Carbon Motors, by using paintfilm instead of sprayed-on paint, estimates it will save 150,000 megawatt hours of electricity per year; the equivalent power consumption of 17,000 average US homes. (Imagine what a big manufacturer building millions of cars and trucks would save.)

Soliant claims another manufacturer using paintfilm is saving an estimated 23 gigawatt hours of energy equal to 13,200 barrels of petroleum. Further, water savings for the unspecified company using paintfilm is 115,000 tons per year. Using paintfilm cuts air pollution too. Volatile organic compounds (VOC) are reduced up to 98 percent on the production line as compared with traditional painting.

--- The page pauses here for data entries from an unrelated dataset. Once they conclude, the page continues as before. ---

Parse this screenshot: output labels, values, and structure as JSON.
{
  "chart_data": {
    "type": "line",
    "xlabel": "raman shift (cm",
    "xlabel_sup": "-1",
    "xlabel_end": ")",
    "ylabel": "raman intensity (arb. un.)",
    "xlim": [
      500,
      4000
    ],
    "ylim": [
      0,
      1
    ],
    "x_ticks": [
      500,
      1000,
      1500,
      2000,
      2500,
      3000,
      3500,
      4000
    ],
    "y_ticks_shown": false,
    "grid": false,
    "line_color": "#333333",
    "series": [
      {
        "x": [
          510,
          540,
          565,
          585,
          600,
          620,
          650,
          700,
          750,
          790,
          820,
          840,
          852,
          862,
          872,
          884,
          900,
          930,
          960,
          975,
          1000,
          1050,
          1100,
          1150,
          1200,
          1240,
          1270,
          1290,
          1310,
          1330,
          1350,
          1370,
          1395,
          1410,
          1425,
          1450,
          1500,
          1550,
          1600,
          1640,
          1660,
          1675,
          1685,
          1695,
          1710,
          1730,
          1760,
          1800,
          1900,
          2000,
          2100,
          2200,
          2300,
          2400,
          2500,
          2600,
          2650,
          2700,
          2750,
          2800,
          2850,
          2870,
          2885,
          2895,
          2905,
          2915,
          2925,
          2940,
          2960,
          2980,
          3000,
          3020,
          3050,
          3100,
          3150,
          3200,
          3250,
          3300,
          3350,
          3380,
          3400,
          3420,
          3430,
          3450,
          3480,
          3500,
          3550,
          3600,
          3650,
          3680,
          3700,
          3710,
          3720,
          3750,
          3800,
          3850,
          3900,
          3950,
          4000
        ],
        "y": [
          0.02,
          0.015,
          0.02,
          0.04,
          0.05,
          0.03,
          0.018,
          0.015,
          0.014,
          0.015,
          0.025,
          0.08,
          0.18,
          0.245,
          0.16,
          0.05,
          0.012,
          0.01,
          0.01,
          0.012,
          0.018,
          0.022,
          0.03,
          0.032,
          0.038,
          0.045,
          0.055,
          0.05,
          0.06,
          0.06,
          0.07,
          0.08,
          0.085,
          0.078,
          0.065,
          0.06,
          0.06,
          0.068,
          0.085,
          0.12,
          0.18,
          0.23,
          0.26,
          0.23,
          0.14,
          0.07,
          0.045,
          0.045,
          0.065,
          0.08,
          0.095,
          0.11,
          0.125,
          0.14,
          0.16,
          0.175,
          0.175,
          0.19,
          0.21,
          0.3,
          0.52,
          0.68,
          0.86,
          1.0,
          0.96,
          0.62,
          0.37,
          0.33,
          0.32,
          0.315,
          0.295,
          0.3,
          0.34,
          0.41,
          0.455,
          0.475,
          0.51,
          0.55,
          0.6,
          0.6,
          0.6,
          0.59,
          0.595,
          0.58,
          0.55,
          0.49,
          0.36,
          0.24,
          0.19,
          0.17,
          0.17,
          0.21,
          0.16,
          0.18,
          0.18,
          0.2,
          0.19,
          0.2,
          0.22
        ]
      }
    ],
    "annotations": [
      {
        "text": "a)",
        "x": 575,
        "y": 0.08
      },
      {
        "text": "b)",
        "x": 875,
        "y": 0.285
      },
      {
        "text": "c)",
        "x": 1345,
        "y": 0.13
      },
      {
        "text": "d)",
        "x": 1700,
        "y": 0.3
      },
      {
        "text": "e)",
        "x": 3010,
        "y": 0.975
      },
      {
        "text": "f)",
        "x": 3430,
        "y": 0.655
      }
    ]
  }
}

Soliant’s products, Fluorex(R) Paintfilm and Bright Film (chrome alternative), can be used with a variety of plastic and metal substrates including stainless steel and aluminum.

The possibilities with the wide spread use of paintfilm would grow if car manufacturers abandoned sprayed-on paint for paintfilm. Auto body shops could apply new paintfilm for accident repairs with a perfect color match. Older cars could be rejuvenated with a new paintfilm. Body shops would save money on energy costs and eliminate what is now a health and environmental hazard – spray painting.